In Kashmir, the story is no different. Once, schools and colleges were seen as the primary temples of learning, but today they are increasingly being sidelined. Parents, out of fear and societal pressure, rush to enrol their children in tuition centres as if it were the only passport to success. Students, in turn, spend more time in cramped tuition rooms than in their schools, often carrying the burden of two parallel systems of learning. Education, instead of being a joyful and enriching process, has turned into a rat race where everyone is blindly running, unsure of what lies at the end of the tunnel.

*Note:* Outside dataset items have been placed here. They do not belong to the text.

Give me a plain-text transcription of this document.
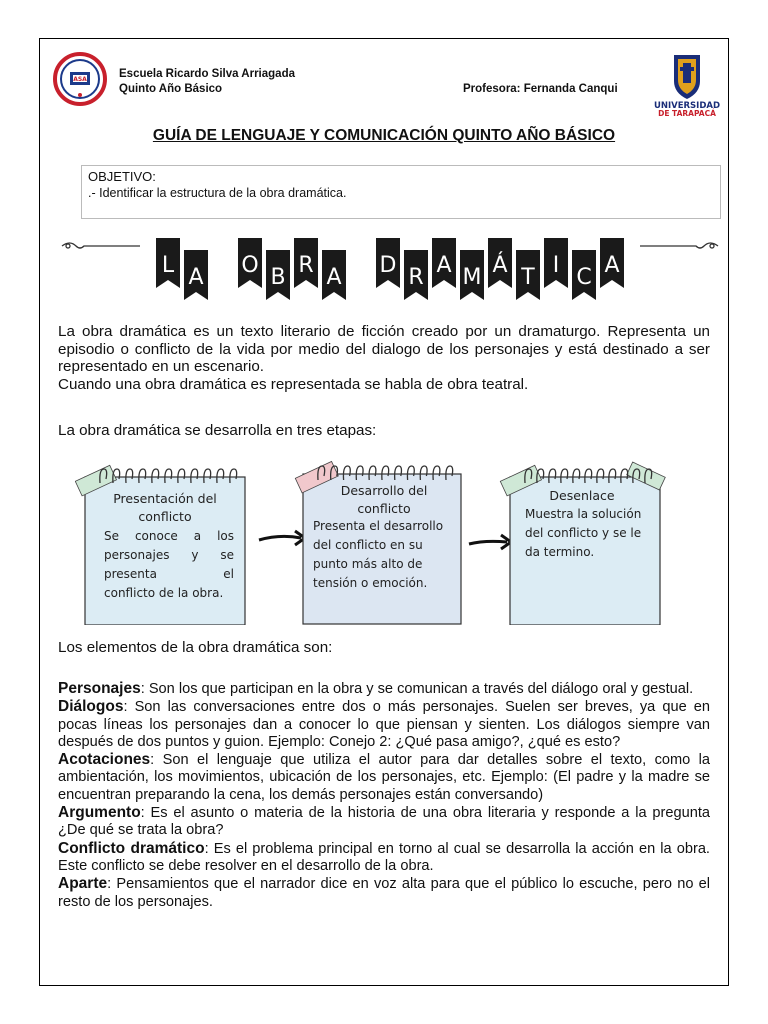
ASA	Escuela Ricardo Silva Arriagada
Quinto Año Básico	Profesora: Fernanda Canqui
UNIVERSIDAD
DE TARAPACÁ
GUÍA DE LENGUAJE Y COMUNICACIÓN QUINTO AÑO BÁSICO
OBJETIVO:
.- Identificar la estructura de la obra dramática.
L A O B R A D R A M Á T I C A
La obra dramática es un texto literario de ficción creado por un dramaturgo. Representa un episodio o conflicto de la vida por medio del dialogo de los personajes y está destinado a ser representado en un escenario.
Cuando una obra dramática es representada se habla de obra teatral.
La obra dramática se desarrolla en tres etapas:
Presentación del
conflicto
Se conoce a los
personajes y se
presenta el
conflicto de la obra.
Desarrollo del
conflicto
Presenta el desarrollo
del conflicto en su
punto más alto de
tensión o emoción.
Desenlace
Muestra la solución
del conflicto y se le
da termino.
Los elementos de la obra dramática son:

Personajes: Son los que participan en la obra y se comunican a través del diálogo oral y gestual.

Diálogos: Son las conversaciones entre dos o más personajes. Suelen ser breves, ya que en pocas líneas los personajes dan a conocer lo que piensan y sienten. Los diálogos siempre van después de dos puntos y guion. Ejemplo: Conejo 2: ¿Qué pasa amigo?, ¿qué es esto?

Acotaciones: Son el lenguaje que utiliza el autor para dar detalles sobre el texto, como la ambientación, los movimientos, ubicación de los personajes, etc. Ejemplo: (El padre y la madre se encuentran preparando la cena, los demás personajes están conversando)

Argumento: Es el asunto o materia de la historia de una obra literaria y responde a la pregunta ¿De qué se trata la obra?

Conflicto dramático: Es el problema principal en torno al cual se desarrolla la acción en la obra. Este conflicto se debe resolver en el desarrollo de la obra.

Aparte: Pensamientos que el narrador dice en voz alta para que el público lo escuche, pero no el resto de los personajes.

The most troubling question here is: how many of these students will actually end up as doctors, engineers, or bureaucrats—the professions tuition centres aggressively sell as the end goal? The truth is, only a small percentage succeed, while the majority are left disillusioned, exhausted, and underprepared for life beyond examinations. In this cycle, creativity, curiosity, and critical thinking—the real pillars of education—are completely lost.
Private tuition, once considered a remedial support for weaker students, has now become a parallel industry. It thrives on the insecurities of parents and the ambitions of young learners. Unfortunately, it is also a reflection of the weakening trust in our formal institutions. Schools are reduced to centres for attendance and examinations, while teachers are seen less as mentors and more as facilitators of rote learning. The passion to inspire and ignite young minds, which is the true spirit of teaching, is slowly fading.

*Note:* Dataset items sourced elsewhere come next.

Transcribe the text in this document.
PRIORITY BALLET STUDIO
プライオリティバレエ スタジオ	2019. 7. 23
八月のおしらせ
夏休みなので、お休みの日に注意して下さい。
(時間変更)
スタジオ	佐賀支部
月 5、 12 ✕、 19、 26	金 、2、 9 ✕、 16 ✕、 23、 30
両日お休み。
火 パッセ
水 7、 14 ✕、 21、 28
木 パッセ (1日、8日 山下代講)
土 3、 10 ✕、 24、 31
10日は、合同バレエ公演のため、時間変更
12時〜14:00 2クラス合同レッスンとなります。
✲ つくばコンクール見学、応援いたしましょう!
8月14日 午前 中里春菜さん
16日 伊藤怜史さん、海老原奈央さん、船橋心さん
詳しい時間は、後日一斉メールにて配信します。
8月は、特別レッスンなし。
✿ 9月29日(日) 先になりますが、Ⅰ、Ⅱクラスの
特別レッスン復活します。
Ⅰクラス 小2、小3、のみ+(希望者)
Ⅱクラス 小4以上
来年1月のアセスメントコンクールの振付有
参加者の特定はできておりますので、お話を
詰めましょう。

If tuition centres continue to grow unchecked, what future do our educational institutions hold? Will schools become redundant? Will classrooms turn into empty halls while young minds are herded into commercial tuition hubs? The danger is real, and it is growing.
The need of the hour is a collective rethink. Parents must realise that education is not about buying a seat in a tuition centre but about nurturing a well-rounded individual. Schools must introspect and revive the culture of meaningful teaching, where every child feels valued and inspired. Governments and policymakers must step in to regulate and balance the system so that education does not become a commodity in the open market.

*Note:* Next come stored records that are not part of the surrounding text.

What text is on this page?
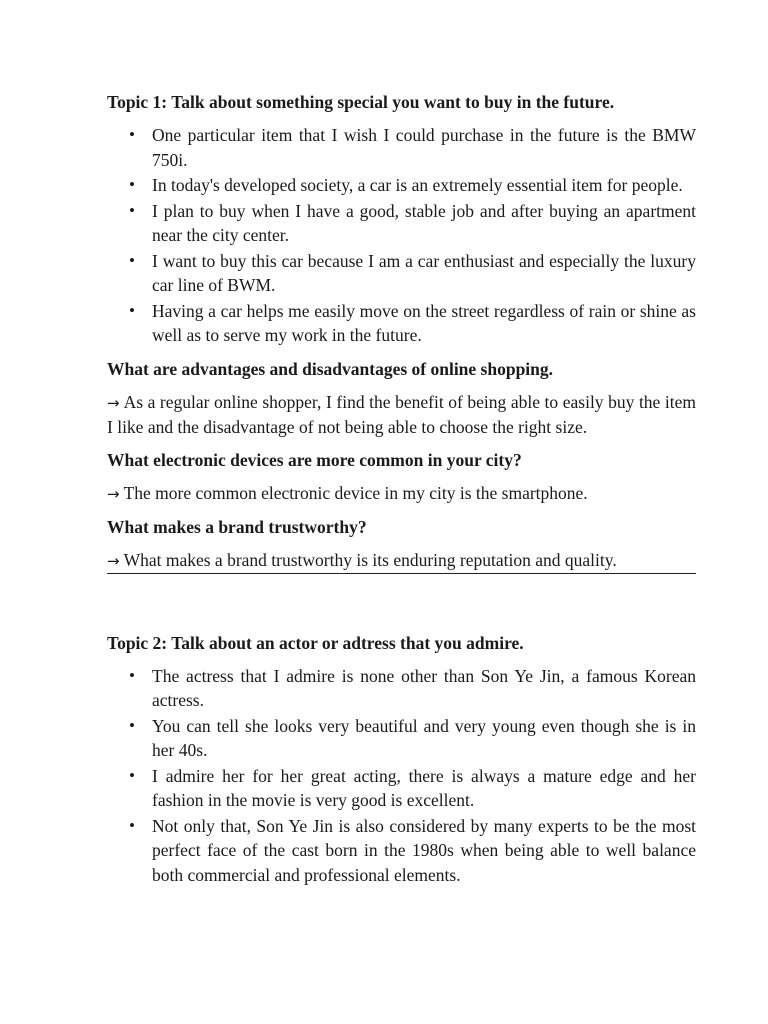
Topic 1: Talk about something special you want to buy in the future.
• One particular item that I wish I could purchase in the future is the BMW 750i.
• In today's developed society, a car is an extremely essential item for people.
• I plan to buy when I have a good, stable job and after buying an apartment near the city center.
• I want to buy this car because I am a car enthusiast and especially the luxury car line of BWM.
• Having a car helps me easily move on the street regardless of rain or shine as well as to serve my work in the future.
What are advantages and disadvantages of online shopping.
→ As a regular online shopper, I find the benefit of being able to easily buy the item I like and the disadvantage of not being able to choose the right size.
What electronic devices are more common in your city?
→ The more common electronic device in my city is the smartphone.
What makes a brand trustworthy?
→ What makes a brand trustworthy is its enduring reputation and quality.
Topic 2: Talk about an actor or adtress that you admire.
• The actress that I admire is none other than Son Ye Jin, a famous Korean actress.
• You can tell she looks very beautiful and very young even though she is in her 40s.
• I admire her for her great acting, there is always a mature edge and her fashion in the movie is very good is excellent.
• Not only that, Son Ye Jin is also considered by many experts to be the most perfect face of the cast born in the 1980s when being able to well balance both commercial and professional elements.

We must ask ourselves: do we want to raise a generation of memorisers chasing marks, or a generation of thinkers, innovators, and problem-solvers? If the answer is the latter, then the obsession with tuition must be addressed with urgency. Otherwise, we risk creating a society where institutions lose their soul, learning loses its meaning, and education becomes a mere business.
The menace of private tuition is not just an educational issue—it is a social crisis. And unless we confront it today, we may soon wake up to a future where schools exist only in name and education becomes a privilege, not a right.